Concrete Conveyor Truck


Sometimes a ready-mix truck just can’t reach far or high enough to place concrete. That’s where our concrete conveyor truck comes in. The truck is equipped with a 40′ conveyor boom mounted on it. The truck can unload its own concrete as well as other trucks’ concrete into the hopper and up the conveyor belt. The truck has a wireless remote so that the operator can get as close as needed to the pouring crew for instructions and safety.



Moffett forklifts add versatility. You can easily deliver one pallet or several, depending on your needs.With its small footprint and tremendous maneuverability, the Moffett enables you to take deliveries to the exact spot they are needed.

Rear-Discharge Concrete Mixers


Traditional barrel trucks.

The trucks are loaded with dry materials and water. The mixing occurs during transport. The ready mix truck maintains the material’s liquid state, through agitation, or turning of the drum. The interior of the drum on a concrete truck is fitted with spiral blades. In one rotational direction, the concrete is pushed deeper into the drum mixing the ingredients. This is the direction the drum is rotated while the concrete is being transported to the building site. When the drum rotates in the other direction, the screw-type arrangement discharges, or forces the concrete out of the drum. From there it goes onto chutes to guide the viscous concrete directly to the chosen location. If the truck cannot get close enough to the site to use the chutes, we have equipped some of these Barrel Trucks with conveyors

Front Discharge Concrete Mixer


The driver can sit in the cab and drive right up to where the concrete is being poured. He has control from his driver’s seat where the chute extends and he can then start his pour right there from his seat.

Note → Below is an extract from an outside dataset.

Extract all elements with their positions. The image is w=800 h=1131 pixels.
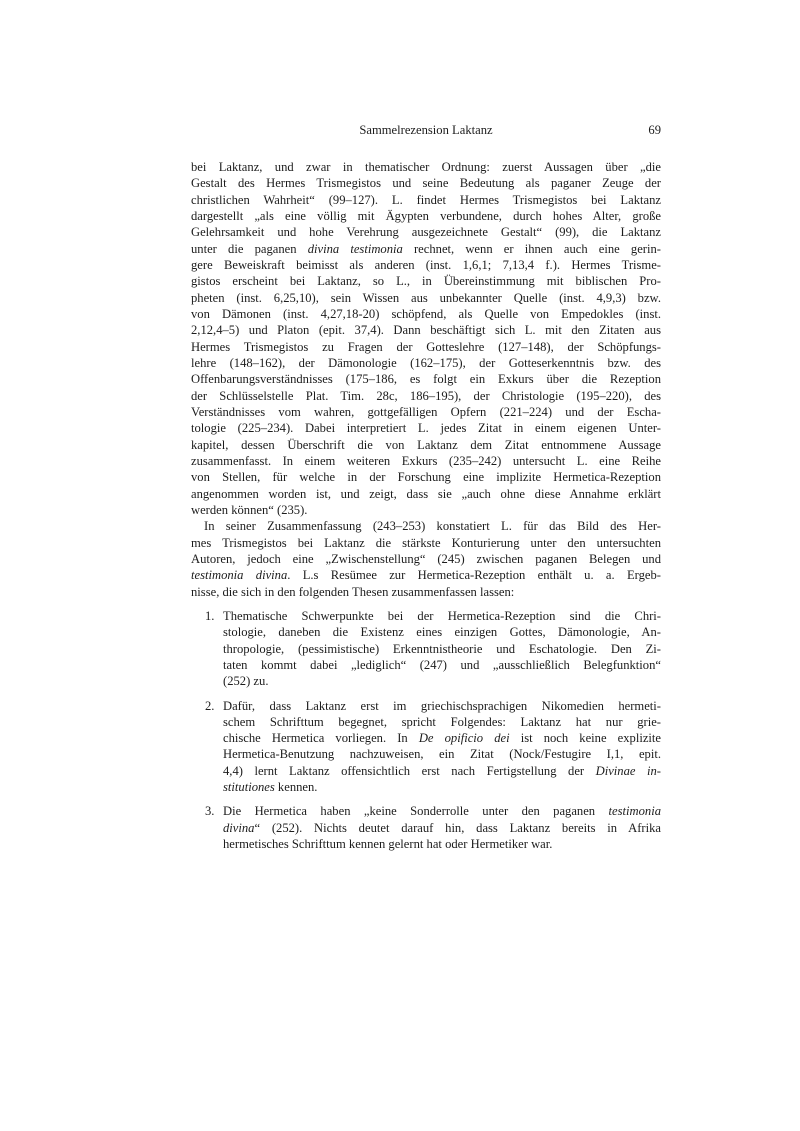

The biggest benefit from using a front-discharge mixer is that loading and unloading is done from the front of the truck. This feature aids in the communication between the driver and the worker as the pour is being performed. Rear discharge trucks require both a driver and a “chute man” to guide the truck and chutes back and forth to place concrete in the manner suitable to the contractor. Front discharge trucks have controls inside the cab of the truck to allow the driver to move the chutes in all directions well maintaining a visual on the workers .You’ll get pinpoint load positioning even in the most demanding on-site conditions.

Knuckle Boom


A knuckle boom (or articulated) crane looks like a standard crane, but the boom bends in the middle – at the “knuckle”, just like a finger. It folds down to a compact size, but also extends a long way, giving it many advantages over a stiff–boom or telescopic crane.


Line Pump


Pumping is a very efficient and reliable means of placing concrete, which makes it a very economical method as well. Sometimes, a pump is the only way of placing concrete in a certain location. Such as a high rise building, or large slabs where the chutes of the concrete truck cant reach where the concrete is needed. Other times, the ease and speed of pumping concrete makes it the most economical method of concrete placement.